The paired T-Test is a staple for determining statistical significance. However, the assumption the dataset follows a normal / gaussian distribution must be met and have enough data samples.

When a low number of data samples is present, a Wilcoxon Sign-Rank test is a strong alternative in determnining differences between sample *distributions*. Here the assumption is you have equal number of data points in both samples.

Note: Wilcoxon tests *distirbution* differences not *mean* differences. 

Example 1: Two completely different distributions but close in proximity

Re-run the cell multiple times and see how often the p value falls below 0.05 (significant).

In [None]:
# Example 1:
# Group A is following a normal distribution
# Group B is following a Chi-Squared Distribution

group_A = np.random.normal(loc = 5, scale = 2, size = 10)
group_B = np.random.chisquare(df = 2, size = 10)

# Running the Wilcoxon Sign-Rank test and gathering the specific outputs
print(f'Output of Wilcoxon Sign-Rank test:')
test_statistic, p_value = stats.wilcoxon(group_A, group_B)
print(f'The test statistic is: {test_statistic}')
print(f'The p value is: {p_value}\n')

Example 2: Two very similar Gaussian distributions

Re-run the cell multiple times and see how often the p value falls below 0.05 (significant). Note how p-values differ between the Wilcoxon sign-rank test and the equivalent paired t-test.

In [None]:
# Example 2:
# Group A is following a normal distribution
# Group B is following a similar normal distribution

group_A = np.random.normal(loc = 5, scale = 2, size = 5)
group_B = np.random.normal(loc = 2, scale = 3, size = 5)

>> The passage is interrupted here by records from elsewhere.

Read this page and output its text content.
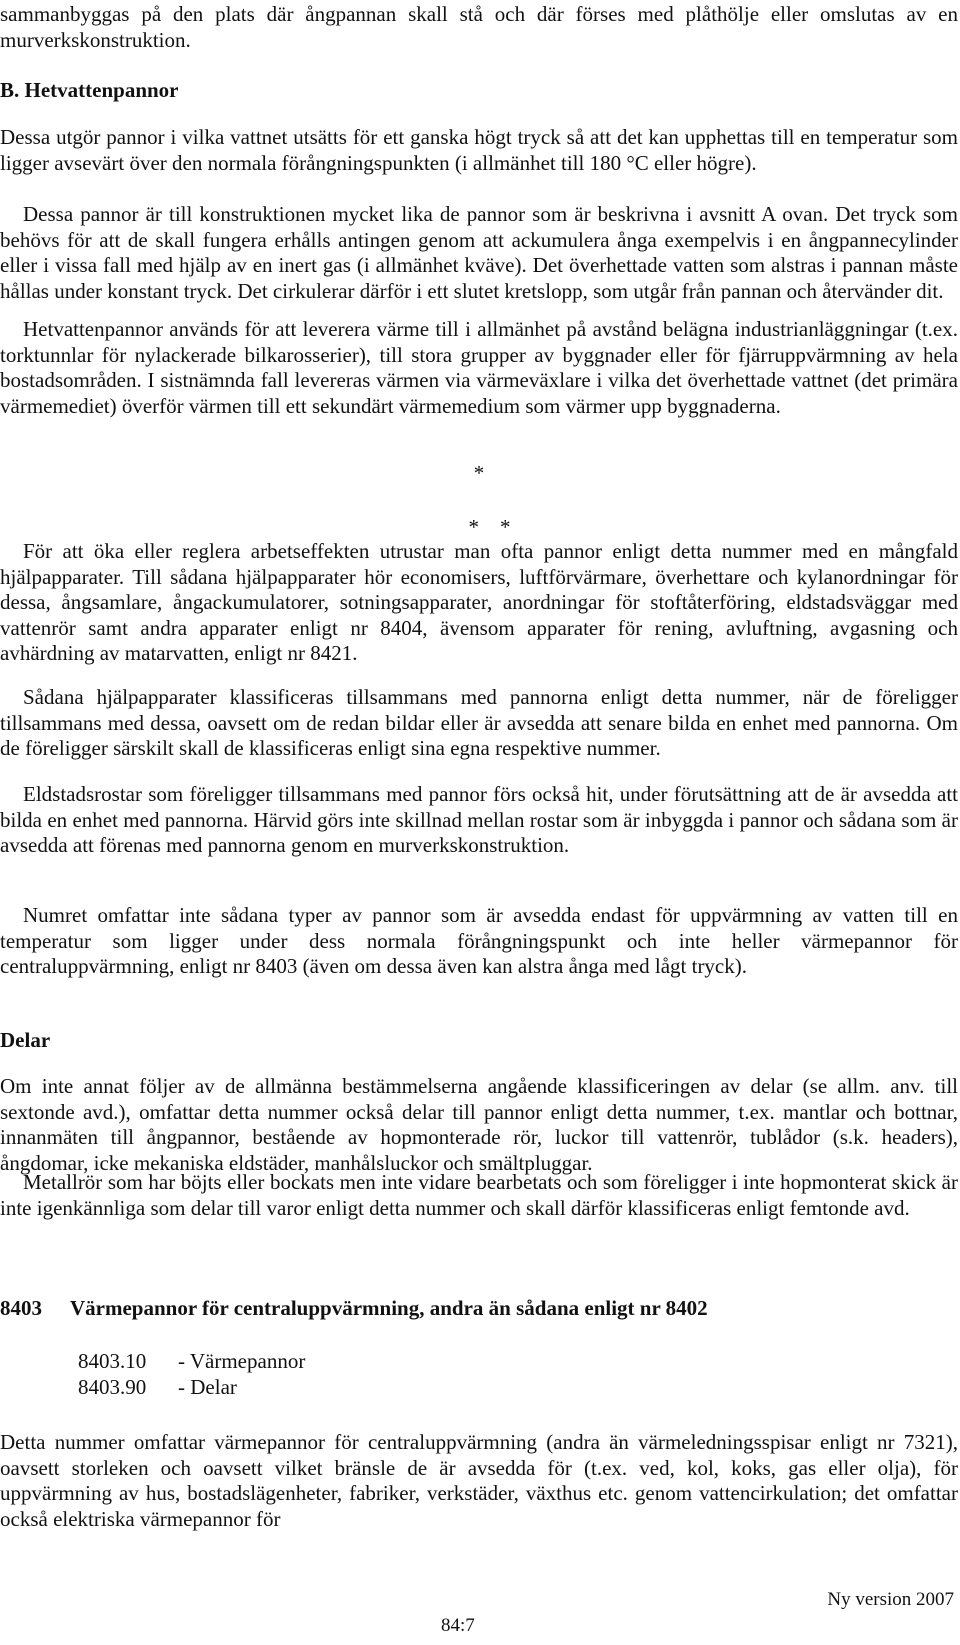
sammanbyggas på den plats där ångpannan skall stå och där förses med plåthölje eller omslutas av en murverkskonstruktion.

B. Hetvattenpannor

Dessa utgör pannor i vilka vattnet utsätts för ett ganska högt tryck så att det kan upphettas till en temperatur som ligger avsevärt över den normala förångningspunkten (i allmänhet till 180 °C eller högre).

Dessa pannor är till konstruktionen mycket lika de pannor som är beskrivna i avsnitt A ovan. Det tryck som behövs för att de skall fungera erhålls antingen genom att ackumulera ånga exempelvis i en ångpannecylinder eller i vissa fall med hjälp av en inert gas (i allmänhet kväve). Det överhettade vatten som alstras i pannan måste hållas under konstant tryck. Det cirkulerar därför i ett slutet kretslopp, som utgår från pannan och återvänder dit.

Hetvattenpannor används för att leverera värme till i allmänhet på avstånd belägna industrianläggningar (t.ex. torktunnlar för nylackerade bilkarosserier), till stora grupper av byggnader eller för fjärruppvärmning av hela bostadsområden. I sistnämnda fall levereras värmen via värmeväxlare i vilka det överhettade vattnet (det primära värmemediet) överför värmen till ett sekundärt värmemedium som värmer upp byggnaderna.

*

*    *

För att öka eller reglera arbetseffekten utrustar man ofta pannor enligt detta nummer med en mångfald hjälpapparater. Till sådana hjälpapparater hör economisers, luftförvärmare, överhettare och kylanordningar för dessa, ångsamlare, ångackumulatorer, sotningsapparater, anordningar för stoftåterföring, eldstadsväggar med vattenrör samt andra apparater enligt nr 8404, ävensom apparater för rening, avluftning, avgasning och avhärdning av matarvatten, enligt nr 8421.

Sådana hjälpapparater klassificeras tillsammans med pannorna enligt detta nummer, när de föreligger tillsammans med dessa, oavsett om de redan bildar eller är avsedda att senare bilda en enhet med pannorna. Om de föreligger särskilt skall de klassificeras enligt sina egna respektive nummer.

Eldstadsrostar som föreligger tillsammans med pannor förs också hit, under förutsättning att de är avsedda att bilda en enhet med pannorna. Härvid görs inte skillnad mellan rostar som är inbyggda i pannor och sådana som är avsedda att förenas med pannorna genom en murverkskonstruktion.

Numret omfattar inte sådana typer av pannor som är avsedda endast för uppvärmning av vatten till en temperatur som ligger under dess normala förångningspunkt och inte heller värmepannor för centraluppvärmning, enligt nr 8403 (även om dessa även kan alstra ånga med lågt tryck).

Delar

Om inte annat följer av de allmänna bestämmelserna angående klassificeringen av delar (se allm. anv. till sextonde avd.), omfattar detta nummer också delar till pannor enligt detta nummer, t.ex. mantlar och bottnar, innanmäten till ångpannor, bestående av hopmonterade rör, luckor till vattenrör, tublådor (s.k. headers), ångdomar, icke mekaniska eldstäder, manhålsluckor och smältpluggar.

Metallrör som har böjts eller bockats men inte vidare bearbetats och som föreligger i inte hopmonterat skick är inte igenkännliga som delar till varor enligt detta nummer och skall därför klassificeras enligt femtonde avd.

8403 Värmepannor för centraluppvärmning, andra än sådana enligt nr 8402
8403.10 - Värmepannor
8403.90 - Delar

Detta nummer omfattar värmepannor för centraluppvärmning (andra än värmeledningsspisar enligt nr 7321), oavsett storleken och oavsett vilket bränsle de är avsedda för (t.ex. ved, kol, koks, gas eller olja), för uppvärmning av hus, bostadslägenheter, fabriker, verkstäder, växthus etc. genom vattencirkulation; det omfattar också elektriska värmepannor för

Ny version 2007
84:7
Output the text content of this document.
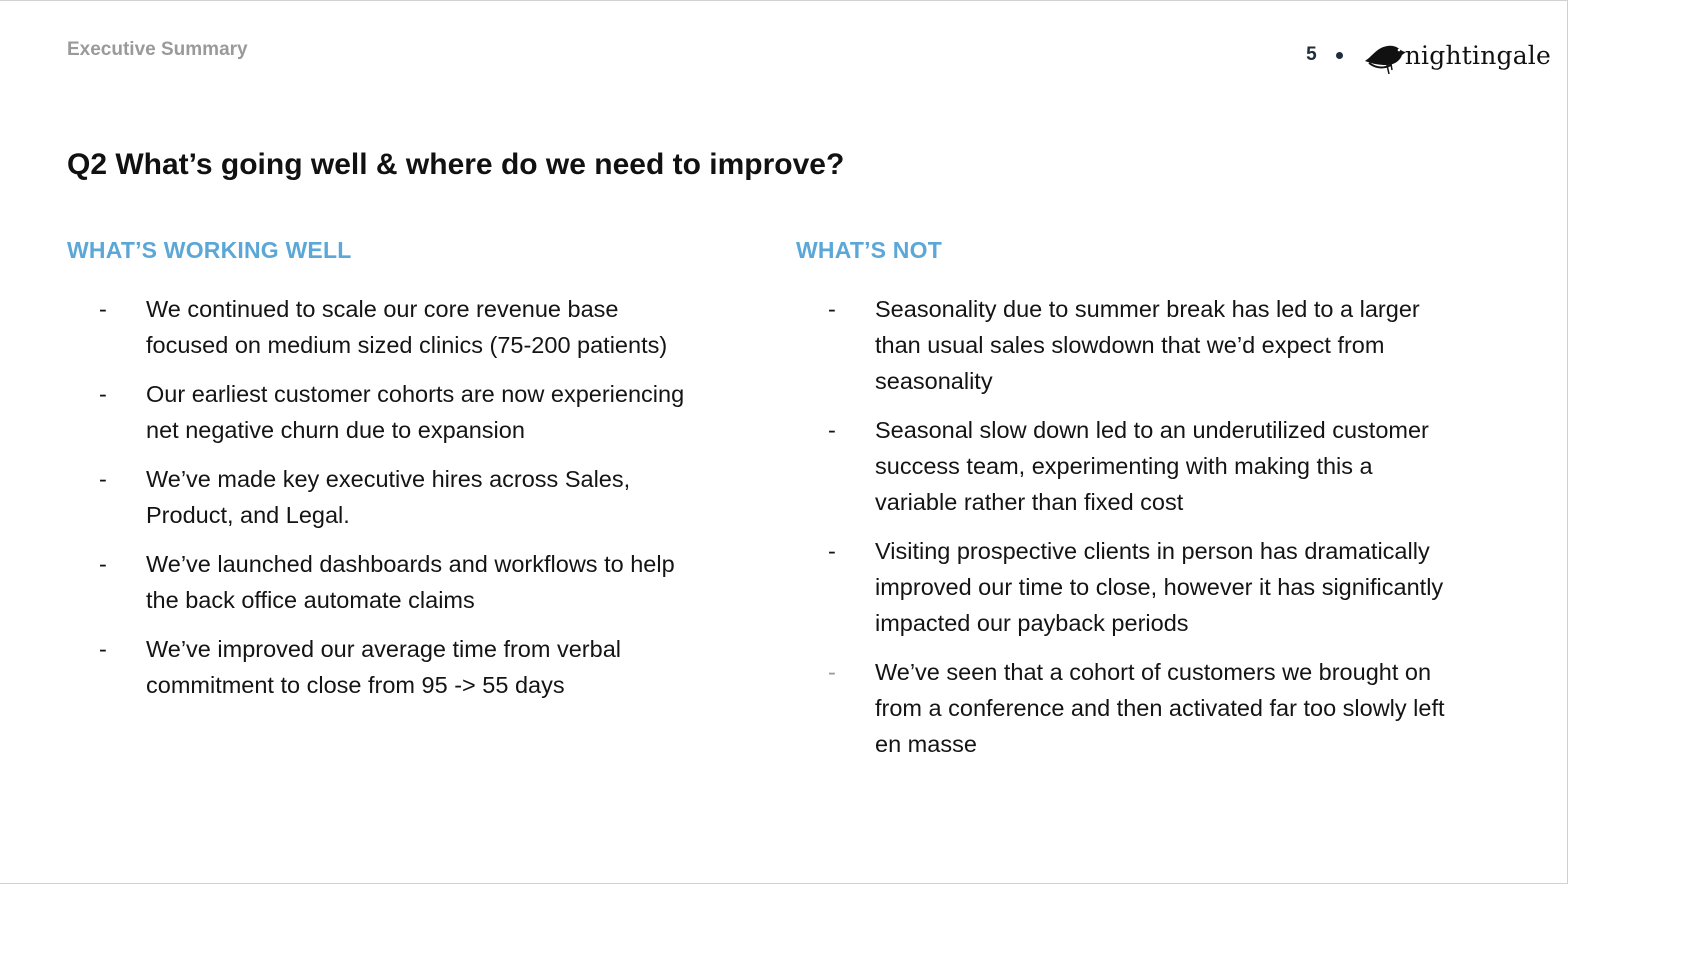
Executive Summary	5	nightingale
Q2 What’s going well & where do we need to improve?
WHAT’S WORKING WELL
-	We continued to scale our core revenue base focused on medium sized clinics (75-200 patients)
-	Our earliest customer cohorts are now experiencing net negative churn due to expansion
-	We’ve made key executive hires across Sales, Product, and Legal.
-	We’ve launched dashboards and workflows to help the back office automate claims
-	We’ve improved our average time from verbal commitment to close from 95 -> 55 days
WHAT’S NOT
-	Seasonality due to summer break has led to a larger than usual sales slowdown that we’d expect from seasonality
-	Seasonal slow down led to an underutilized customer success team, experimenting with making this a variable rather than fixed cost
-	Visiting prospective clients in person has dramatically improved our time to close, however it has significantly impacted our payback periods
-	We’ve seen that a cohort of customers we brought on from a conference and then activated far too slowly left en masse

# Running the Wilcoxon Sign-Rank test and gathering the specific outputs
print(f'Output of the Wilcoxon Sign-Rank test:')
test_statistic, p_value = stats.wilcoxon(group_A, group_B)
print(f'The test statistic is: {test_statistic}')
print(f'The p value is: {p_value}\n')


# Running an equivalent paired t-test to see how the p-values differe.
print(f'Output of an equivalent t-test:')
test_statistic, p_value = stats.ttest_ind(group_A, group_B)
print(f'The test statistic is: {test_statistic}')
print(f'The p value is: {p_value}')


---

### Mann-Whitney U-Test

A Wilcoxon Sign-Rank test gets the job done when you are experimenting with a small n cohort. However, the test still assumes you have an equal number of data in both cohorts. In the events where that *doesn't* occur, you can use a Mann-Whitney U-Test.

A Mann-Whiteny U-Test does a very similar thing as the Wilcoxon Sign-Rank test. However, it can handle differences in datasize.

In [None]:
# Group A is following a normal distribution with n = 10
# Group B is following a Chi-Squared Distribution with n = 7

group_A = np.random.normal(loc = 5, scale = 2, size = 10)
group_B = np.random.chisquare(df = 3, size = 7)

# Running the Mann-Whiteny U-Test and gathering the specific outputs
print(f'Output of the Mann-Whiteny U-Test:')
test_statistic, p_value = stats.mannwhitneyu(group_A, group_B)
print(f'The test statistic is: {test_statistic}')
print(f'The p value is: {p_value}\n')

print(f'Output of an equivalent Wilcoxon Sign-Rank test:')
test_statistic, p_value = stats.wilcoxon(group_A, group_B)
print(f'The test statistic is: {test_statistic}')
print(f'The p value is: {p_value}')

Notice, the Mann-Whitney U-test can handle uneven datasets. However, the Wilcoxon signed rank test requires equal samples.